Noch immer kommt es zu zeitlichen Verzögerungen bei Frauen jenseits des 65. Lebensjahrs, die vom ersten Auftreten von Infarktsymptomen bis zur Einweisung und Aufnahme in die Klinik vergeht. Dadurch wird wertvolle Zeit vertan, die gebraucht wird um eine rasche Rekanalisierung der Blutgefäße vorzunehmen und die Schädigung der Herzmuskulatur möglichst gering zu halten.
Der Unterschied zwischen älteren Frauen und allen anderen untersuchten Patientengruppen ist eklatant, beklagte Professor Karl-Heinz Ladewig vom Deutschen Zentrum für Herz-Kreislaufforschung an der Technischen Universität in München. Jüngere Frauen und Männer werden deutlich früher diagnostiziert und erreichen schneller die Notfallaufnahme. Während bei älteren Frauen im Durchschnitt mehr als viereinhalb Stunden vergehen, bevor sie in die Hände kompetenter Ärzte gelangen, wird bei jüngeren Frauen bereits nach knapp zweieinhalb Stunden die Therapie eingeleitet. Eine kleine Differenz besteht auch bei jüngeren und älteren Männern, indem bei unter 65-Jährigen nach drei Stunden, bei älteren Männern jenseits des 65. Lebensjahres noch dreieinhalb Stunden gebraucht werden, bevor die ärztliche Untersuchung und Therapie begonnen werden kann.

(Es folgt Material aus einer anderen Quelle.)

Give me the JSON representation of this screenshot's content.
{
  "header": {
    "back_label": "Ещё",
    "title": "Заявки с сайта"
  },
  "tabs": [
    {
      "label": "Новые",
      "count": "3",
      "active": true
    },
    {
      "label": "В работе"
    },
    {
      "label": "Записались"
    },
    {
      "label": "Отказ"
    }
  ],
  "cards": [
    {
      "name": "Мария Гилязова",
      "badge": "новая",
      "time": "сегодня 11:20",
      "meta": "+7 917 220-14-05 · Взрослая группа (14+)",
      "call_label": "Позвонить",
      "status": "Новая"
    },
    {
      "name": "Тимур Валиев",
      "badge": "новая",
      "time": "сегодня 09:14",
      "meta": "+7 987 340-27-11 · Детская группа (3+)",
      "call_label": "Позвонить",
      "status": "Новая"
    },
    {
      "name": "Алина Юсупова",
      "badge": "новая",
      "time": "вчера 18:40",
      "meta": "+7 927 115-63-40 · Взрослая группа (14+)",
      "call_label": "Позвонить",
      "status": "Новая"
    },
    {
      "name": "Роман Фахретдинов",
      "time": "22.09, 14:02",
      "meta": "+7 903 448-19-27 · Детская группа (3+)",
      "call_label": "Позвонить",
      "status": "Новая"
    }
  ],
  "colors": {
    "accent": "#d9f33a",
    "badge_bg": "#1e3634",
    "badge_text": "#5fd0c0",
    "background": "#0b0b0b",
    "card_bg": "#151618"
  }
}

Daraus lässt sich ableiten, dass bei einer Kombination aus höherem Lebensalter und weiblichem Geschlecht mit weit längeren Entscheidungszeiten zwischen dem Auftreten erster Herzinfarktzeichen und der Versorgung in der Notaufnahme zu rechnen ist. Vor dem Hintergrund dass bei einem Herzinfarkt jede Minute zählt bis zur Kathederuntersuchung und Wiedereröffnung der Koronargefäße, haben ältere Frauen eine geringere Chance für die frühzeitige Rekanalisierung. Infolgedessen sterben in diesem Kollektiv auch mehr Herzzellen ab.
Nun fordern die Forscher des Deutschen Zentrums für Herz-Kreislauf-Forschung (DZHK) in Kooperation mit dem Helmholtz Zentrum München und der Technischen Universität dringen gezielte Aufklärungsmaßnahmen für diese Risikogruppe. Die zugrundeliegenden Daten stammen aus einer Studie, die mehr als vier Jahre 619 Patienten mit einem Herzinfarkt (ST-Strecken-Hebung im EKG) befragt wurden. Neben einer Befragung durch zertifizierte Interviewerinnen innerhalb von 24 Stunden nach Verlassen der Intensivstation füllten die Teilnehmer einen Fragebogen aus. Aus den Krankenakten des medizinischen Personals wurden weitere Risikofaktoren ermittelt.
Nicht bestätigt wurde die landläufig Meinung, dass bei Frauen das typische Symptom von Brustschmerz häufig fehlt und daraus die verspätete Hospitalisierung begründet sei. Das Fehlen von Brustschmerz ist nach den Ergebnissen der Forscher eher altersbedingt zu erklären. „Auch bei Übelkeit und Erbrechen konnten wir keine Unterschiede zwischen den Geschlechtern feststellen“, sagte Ladwig, mit dem Hinweis dass diese atypischen Beschwerden ebenfalls bevorzugt dem weiblichen Geschlecht zugeordnet wurde.
Demnach liegen offenbar psychologische Gründe für die verlängerten Entscheidungszeiten vor, die aber beim Verdacht auf Myokardinfarkt unangebracht sind. Unter anderem legen die Frauen eine Bescheidenheit an den Tag und rufen ungern den Notarzt, oder sie sind besorgt um die Meinung der Nachbarn, die zu den gefährlichen Verzögerungen führen.
Für die Risikogruppe der älteren Frauen sollte die Aufklärung zum Herzinfarkt besser fokussiert werden. Die Hausärzte sind aufgefordert mit ihren älteren Patientinnen über die Möglichkeit eines Herzinfarktes zu sprechen und darauf dringen, dass rechtzeitig der Notruf gewählt wird.